The state of New York—with its quasi-religious commitment to anti-gun ideology—is once again violating the rights of peaceable Americans. State officials are denying religious groups the right to decide whether guns can be permitted on their own property. Disarmament is to be imposed on all, with no regard for the rights of those who may be left vulnerable to mass murder as a result.

I’m referring, of course, to the new gun control law Governor Kathy Hochul pushed in open defiance of the Supreme Court’s Bruen decision. After the Court struck down draconian permitting rules (which amounted to a carry ban), and upheld public carry as a constitutionally protected right, Hochul said the state was “not deterred” and “fought back” against the Bruen ruling with the new law. 

That law designates all private properties as “restricted locations,” where guns are automatically prohibited unless the owners permit them. Even worse, the law creates twenty categories of “sensitive places” where the general public is absolutely banned from having guns, even if the property owner wants to allow them. These “sensitive places” include all churches and places of worship. So, in one fell swoop, New York has violated religious liberty, property rights, and the right of self-defense.

Many religious adherents would consider it a duty to be armed in response to horrors like the Tree of Life synagogue attack, the Emanuel AME killings, or the Wisconsin Sikh temple shooting, as well as the more recent threats and attacks against pro-life religious believers. Meanwhile, mass shooters and other violent criminals obviously couldn’t care less about breaking a mere “sensitive places” law. As usual, gun control won’t stop criminals—it will only stop those who might stop them.  

Security for Me, But Not for Thee

A narrow set of exceptions has been written into New York’s new gun control law, which would allow churches to hire professional armed security. But this is a costly solution, and likely to leave many people still at risk in an attack. More to the point, it does not respect the individual right codified in the Second Amendment—which is the right to defend ourselves, not to be guarded by others.

Apart from licensed guards, the law primarily makes exceptions for current and former police officers, active-duty military, and other government employees to carry guns on religious premises. This is an elitist inversion of the Second Amendment, transforming “the right of the people” into a privilege earned by serving the state.

New York’s “sensitive places” law also ignores—or perhaps intentionally defies—the kind of history and precedent that the Supreme Court declared as decisive in the Bruen ruling.

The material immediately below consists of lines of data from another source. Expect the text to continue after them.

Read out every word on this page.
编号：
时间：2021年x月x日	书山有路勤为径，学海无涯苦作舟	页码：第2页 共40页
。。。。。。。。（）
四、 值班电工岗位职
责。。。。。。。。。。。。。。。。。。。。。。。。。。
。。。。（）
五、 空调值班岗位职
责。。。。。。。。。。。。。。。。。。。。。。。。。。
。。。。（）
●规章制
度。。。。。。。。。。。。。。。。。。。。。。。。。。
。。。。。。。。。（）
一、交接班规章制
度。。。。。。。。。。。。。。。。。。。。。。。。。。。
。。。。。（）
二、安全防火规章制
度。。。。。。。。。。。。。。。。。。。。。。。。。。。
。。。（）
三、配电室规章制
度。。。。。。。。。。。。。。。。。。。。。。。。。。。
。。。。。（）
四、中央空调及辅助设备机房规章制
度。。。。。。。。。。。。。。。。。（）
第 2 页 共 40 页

Far from banning firearms in places of worship, several colonial-era statutes actually required that guns be brought to church. Taking this history as an indication of the Constitution’s original and authentic meaning, it is tough to argue that a total ban on this practice has any legal legitimacy based on historical precedent.

Thankfully, several challenges to New York’s gun control regime are now making their way through the courts—including a lawsuit by the New York State Jewish Gun Club, whose founder says the ban on firearms in places of worship is “unconstitutional on so many levels.” With religious freedom, property rights, and self-defense all at stake, he’s absolutely right.